Selain itu, pelemahan nilai tukar rupiah turut menjadi faktor kedua yang memengaruhi pergerakan indeks. Faktor ketiga berasal dari eskalasi konflik di kawasan Timur Tengah yang turut menambah tekanan pada pasar keuangan.
“Ketiga hal tersebut tentu saja perlu diantisipasi. Apa yang telah dilakukan oleh OJK dan SRO di paruh pertama adalah ketika menetapkan buyback tanpa RUPS serta dilakukan dialog soliditas dan sinergi dengan stakeholder pasar modal,” terang Iman.
Langkah lanjutan yang ditempuh otoritas dan penyelenggara pasar, lanjut Iman, mencakup penetapan kebijakan trading halt, penyesuaian aturan auto rejection bawah (ARB), serta penerapan mekanisme ARB baru pada paruh pertama 2025.
“Kondisi ini tentu saja terlihat bahwa dengan adanya penyesuaian atau adjustment dari aturan yang dibuat oleh OJK maupun Bursa dan SRO menyebabkan bahwa pasar modal kita rebound di paruh kedua 2025,” imbuhnya.
Memasuki paruh kedua tahun ini, IHSG menunjukkan pemulihan yang signifikan dan kembali mencetak rekor tertinggi sepanjang masa. Secara kumulatif, IHSG mencatatkan 24 kali ATH sepanjang 2025. Seiring dengan penguatan tersebut, kapitalisasi pasar BEI juga mencetak rekor baru dengan menembus level Rp16.000 triliun.
Rekor tertinggi IHSG sepanjang masa tercatat pada 8 Desember 2025, saat indeks mencapai level 8.711.
Iman menambahkan, sejumlah faktor turut menopang penguatan pasar pada paruh kedua tahun ini, antara lain perkembangan geopolitik global, penurunan suku bunga acuan The Federal Reserve sebanyak tiga kali, serta kebijakan pro-pertumbuhan dari pemerintah.

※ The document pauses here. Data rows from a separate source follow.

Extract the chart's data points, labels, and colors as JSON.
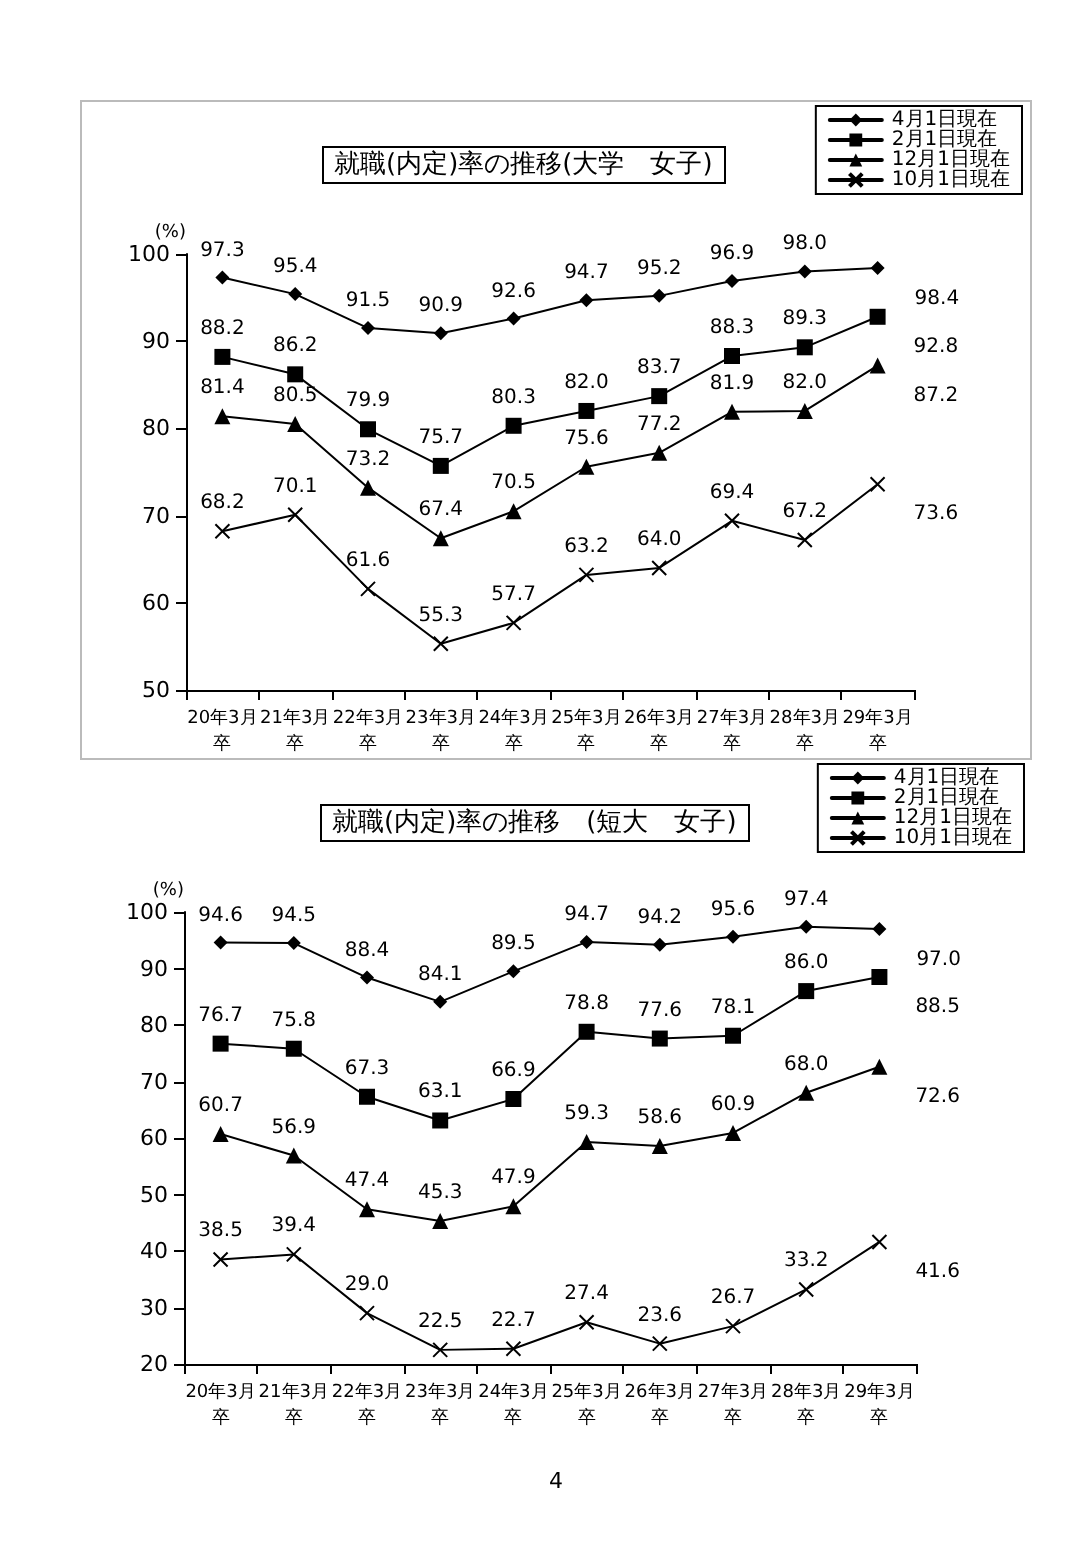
{
  "chart_data": [
    {
      "type": "line",
      "title": "就職(内定)率の推移(大学　女子)",
      "ylabel": "(%)",
      "categories": [
        "20年3月卒",
        "21年3月卒",
        "22年3月卒",
        "23年3月卒",
        "24年3月卒",
        "25年3月卒",
        "26年3月卒",
        "27年3月卒",
        "28年3月卒",
        "29年3月卒"
      ],
      "series": [
        {
          "name": "4月1日現在",
          "color": "#000000",
          "marker": "diamond",
          "values": [
            97.3,
            95.4,
            91.5,
            90.9,
            92.6,
            94.7,
            95.2,
            96.9,
            98.0,
            98.4
          ],
          "value_labels": [
            "97.3",
            "95.4",
            "91.5",
            "90.9",
            "92.6",
            "94.7",
            "95.2",
            "96.9",
            "98.0",
            "98.4"
          ]
        },
        {
          "name": "2月1日現在",
          "color": "#000000",
          "marker": "square",
          "values": [
            88.2,
            86.2,
            79.9,
            75.7,
            80.3,
            82.0,
            83.7,
            88.3,
            89.3,
            92.8
          ],
          "value_labels": [
            "88.2",
            "86.2",
            "79.9",
            "75.7",
            "80.3",
            "82.0",
            "83.7",
            "88.3",
            "89.3",
            "92.8"
          ]
        },
        {
          "name": "12月1日現在",
          "color": "#000000",
          "marker": "triangle",
          "values": [
            81.4,
            80.5,
            73.2,
            67.4,
            70.5,
            75.6,
            77.2,
            81.9,
            82.0,
            87.2
          ],
          "value_labels": [
            "81.4",
            "80.5",
            "73.2",
            "67.4",
            "70.5",
            "75.6",
            "77.2",
            "81.9",
            "82.0",
            "87.2"
          ]
        },
        {
          "name": "10月1日現在",
          "color": "#000000",
          "marker": "cross",
          "values": [
            68.2,
            70.1,
            61.6,
            55.3,
            57.7,
            63.2,
            64.0,
            69.4,
            67.2,
            73.6
          ],
          "value_labels": [
            "68.2",
            "70.1",
            "61.6",
            "55.3",
            "57.7",
            "63.2",
            "64.0",
            "69.4",
            "67.2",
            "73.6"
          ]
        }
      ],
      "ylim": [
        50,
        100
      ],
      "yticks": [
        50,
        60,
        70,
        80,
        90,
        100
      ],
      "grid": false,
      "legend": "top right",
      "line_style": "solid"
    },
    {
      "type": "line",
      "title": "就職(内定)率の推移　(短大　女子)",
      "ylabel": "(%)",
      "categories": [
        "20年3月卒",
        "21年3月卒",
        "22年3月卒",
        "23年3月卒",
        "24年3月卒",
        "25年3月卒",
        "26年3月卒",
        "27年3月卒",
        "28年3月卒",
        "29年3月卒"
      ],
      "series": [
        {
          "name": "4月1日現在",
          "color": "#000000",
          "marker": "diamond",
          "values": [
            94.6,
            94.5,
            88.4,
            84.1,
            89.5,
            94.7,
            94.2,
            95.6,
            97.4,
            97.0
          ],
          "value_labels": [
            "94.6",
            "94.5",
            "88.4",
            "84.1",
            "89.5",
            "94.7",
            "94.2",
            "95.6",
            "97.4",
            "97.0"
          ]
        },
        {
          "name": "2月1日現在",
          "color": "#000000",
          "marker": "square",
          "values": [
            76.7,
            75.8,
            67.3,
            63.1,
            66.9,
            78.8,
            77.6,
            78.1,
            86.0,
            88.5
          ],
          "value_labels": [
            "76.7",
            "75.8",
            "67.3",
            "63.1",
            "66.9",
            "78.8",
            "77.6",
            "78.1",
            "86.0",
            "88.5"
          ]
        },
        {
          "name": "12月1日現在",
          "color": "#000000",
          "marker": "triangle",
          "values": [
            60.7,
            56.9,
            47.4,
            45.3,
            47.9,
            59.3,
            58.6,
            60.9,
            68.0,
            72.6
          ],
          "value_labels": [
            "60.7",
            "56.9",
            "47.4",
            "45.3",
            "47.9",
            "59.3",
            "58.6",
            "60.9",
            "68.0",
            "72.6"
          ]
        },
        {
          "name": "10月1日現在",
          "color": "#000000",
          "marker": "cross",
          "values": [
            38.5,
            39.4,
            29.0,
            22.5,
            22.7,
            27.4,
            23.6,
            26.7,
            33.2,
            41.6
          ],
          "value_labels": [
            "38.5",
            "39.4",
            "29.0",
            "22.5",
            "22.7",
            "27.4",
            "23.6",
            "26.7",
            "33.2",
            "41.6"
          ]
        }
      ],
      "ylim": [
        20,
        100
      ],
      "yticks": [
        20,
        30,
        40,
        50,
        60,
        70,
        80,
        90,
        100
      ],
      "grid": false,
      "legend": "top right",
      "line_style": "solid",
      "annotations": [
        "4"
      ]
    }
  ]
}
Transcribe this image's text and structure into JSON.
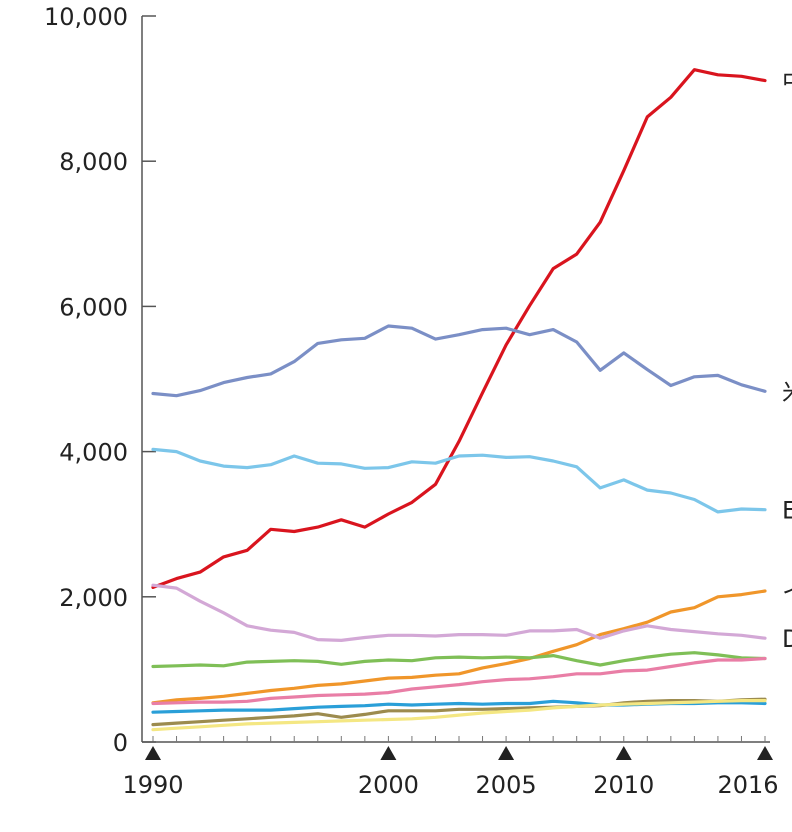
{
  "chart_data": {
    "type": "line",
    "title": "",
    "xlabel": "",
    "ylabel": "",
    "xlim": [
      1990,
      2016
    ],
    "ylim": [
      0,
      10000
    ],
    "y_ticks": [
      0,
      2000,
      4000,
      6000,
      8000,
      10000
    ],
    "y_tick_labels": [
      "0",
      "2,000",
      "4,000",
      "6,000",
      "8,000",
      "10,000"
    ],
    "x_tick_labels": [
      {
        "x": 1990,
        "label": "1990"
      },
      {
        "x": 2000,
        "label": "2000"
      },
      {
        "x": 2005,
        "label": "2005"
      },
      {
        "x": 2010,
        "label": "2010"
      },
      {
        "x": 2016,
        "label": "2016"
      }
    ],
    "x_markers": [
      1990,
      2000,
      2005,
      2010,
      2016
    ],
    "grid": false,
    "legend": "none",
    "x": [
      1990,
      1991,
      1992,
      1993,
      1994,
      1995,
      1996,
      1997,
      1998,
      1999,
      2000,
      2001,
      2002,
      2003,
      2004,
      2005,
      2006,
      2007,
      2008,
      2009,
      2010,
      2011,
      2012,
      2013,
      2014,
      2015,
      2016
    ],
    "series": [
      {
        "color": "#d9141e",
        "edge_label": "中",
        "values": [
          2130,
          2250,
          2340,
          2550,
          2640,
          2930,
          2900,
          2960,
          3060,
          2960,
          3140,
          3300,
          3550,
          4140,
          4810,
          5470,
          6010,
          6520,
          6720,
          7160,
          7870,
          8610,
          8880,
          9260,
          9190,
          9170,
          9110
        ]
      },
      {
        "color": "#7b8fc6",
        "edge_label": "米",
        "values": [
          4800,
          4770,
          4840,
          4950,
          5020,
          5070,
          5240,
          5490,
          5540,
          5560,
          5730,
          5700,
          5550,
          5610,
          5680,
          5700,
          5610,
          5680,
          5510,
          5120,
          5360,
          5130,
          4910,
          5030,
          5050,
          4920,
          4830
        ]
      },
      {
        "color": "#7cc6ea",
        "edge_label": "E",
        "values": [
          4030,
          4000,
          3870,
          3800,
          3780,
          3820,
          3940,
          3840,
          3830,
          3770,
          3780,
          3860,
          3840,
          3940,
          3950,
          3920,
          3930,
          3870,
          3790,
          3500,
          3610,
          3470,
          3430,
          3340,
          3170,
          3210,
          3200
        ]
      },
      {
        "color": "#f0962a",
        "edge_label": "イ",
        "values": [
          540,
          580,
          600,
          630,
          670,
          710,
          740,
          780,
          800,
          840,
          880,
          890,
          920,
          940,
          1020,
          1080,
          1150,
          1250,
          1340,
          1480,
          1560,
          1650,
          1790,
          1850,
          2000,
          2030,
          2080
        ]
      },
      {
        "color": "#d3a8d6",
        "edge_label": "D",
        "values": [
          2160,
          2120,
          1940,
          1780,
          1600,
          1540,
          1510,
          1410,
          1400,
          1440,
          1470,
          1470,
          1460,
          1480,
          1480,
          1470,
          1530,
          1530,
          1550,
          1430,
          1530,
          1600,
          1550,
          1520,
          1490,
          1470,
          1430
        ]
      },
      {
        "color": "#7fbf57",
        "values": [
          1040,
          1050,
          1060,
          1050,
          1100,
          1110,
          1120,
          1110,
          1070,
          1110,
          1130,
          1120,
          1160,
          1170,
          1160,
          1170,
          1160,
          1190,
          1120,
          1060,
          1120,
          1170,
          1210,
          1230,
          1200,
          1160,
          1150
        ]
      },
      {
        "color": "#e97ea6",
        "values": [
          530,
          540,
          550,
          550,
          560,
          600,
          620,
          640,
          650,
          660,
          680,
          730,
          760,
          790,
          830,
          860,
          870,
          900,
          940,
          940,
          980,
          990,
          1040,
          1090,
          1130,
          1130,
          1150
        ]
      },
      {
        "color": "#2a9fd8",
        "values": [
          410,
          420,
          430,
          440,
          440,
          440,
          460,
          480,
          490,
          500,
          520,
          510,
          520,
          530,
          520,
          530,
          530,
          560,
          540,
          510,
          510,
          520,
          530,
          530,
          540,
          540,
          530
        ]
      },
      {
        "color": "#9c8b4e",
        "values": [
          240,
          260,
          280,
          300,
          320,
          340,
          360,
          390,
          340,
          380,
          430,
          430,
          430,
          450,
          450,
          460,
          470,
          480,
          490,
          500,
          540,
          560,
          570,
          570,
          560,
          580,
          590
        ]
      },
      {
        "color": "#f4e783",
        "values": [
          170,
          190,
          210,
          230,
          250,
          260,
          270,
          280,
          290,
          300,
          310,
          320,
          340,
          370,
          400,
          420,
          440,
          470,
          490,
          510,
          520,
          530,
          540,
          550,
          560,
          570,
          570
        ]
      }
    ]
  }
}
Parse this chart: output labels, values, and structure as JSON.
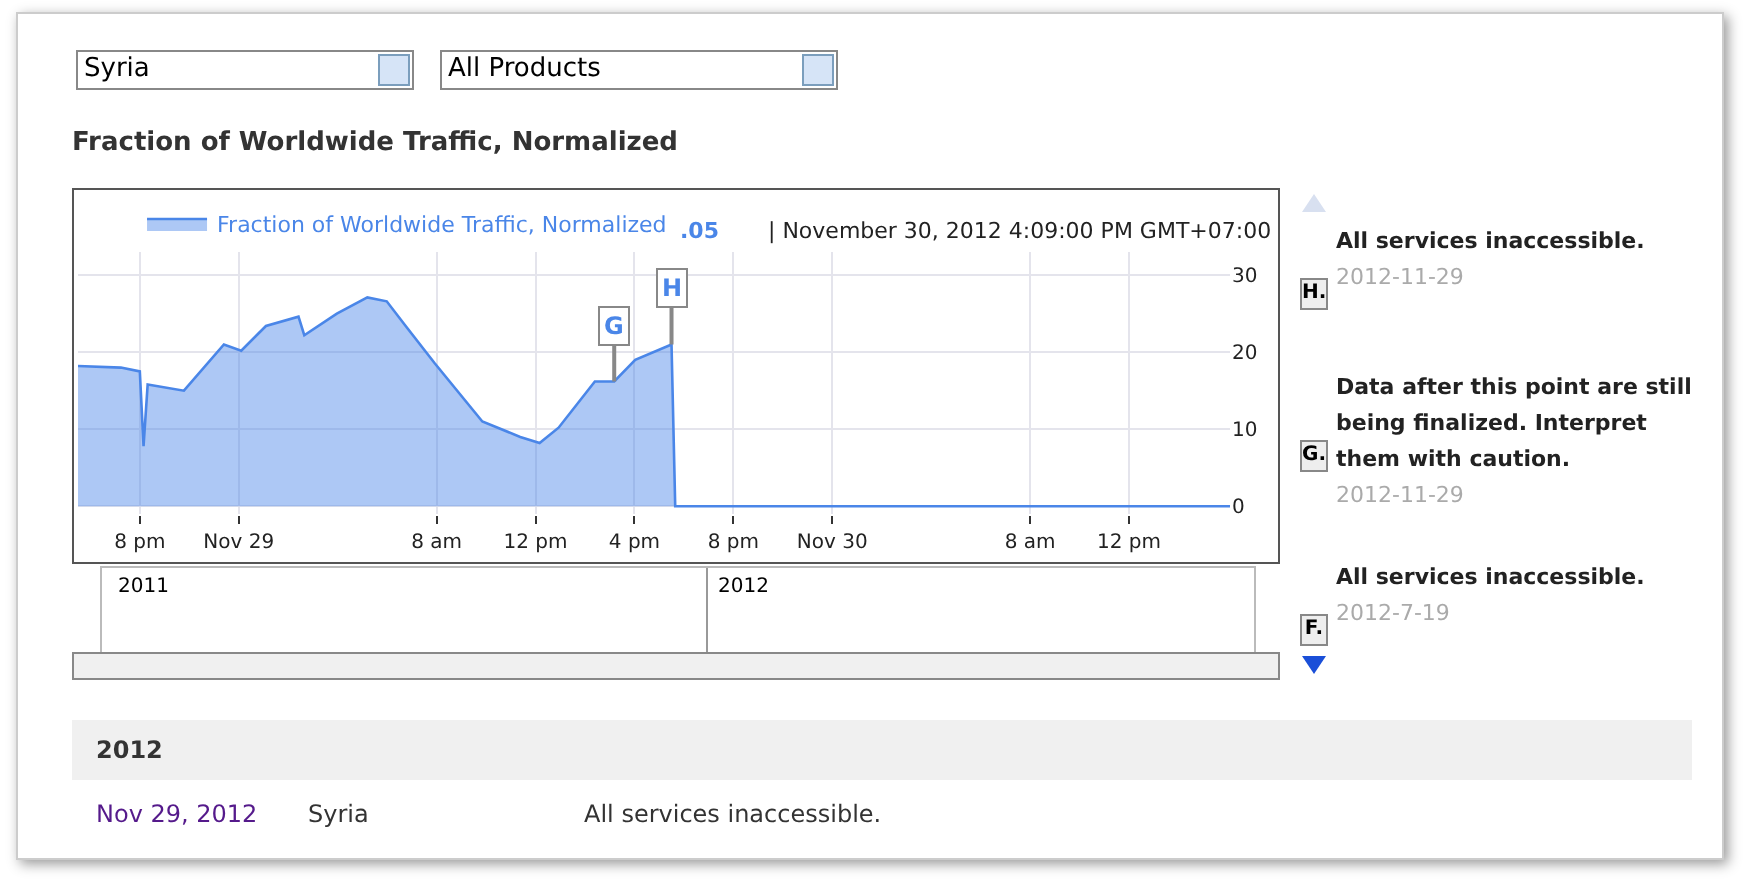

“Terkait dengan geopolitik, terkait dengan penurunan Fed Rate ya dilihat bahwa paruh kedua itu tiga kali ada penurunan daripada Fed. Lalu, ada pro-growth pemerintah, termasuk injeksi likuiditas di Rp200 triliun (ke Bank Himbara), bahkan ditambahkan oleh Menteri Keuangan (Purbaya) terkait dengan Bank BPD juga,” pungkasnya.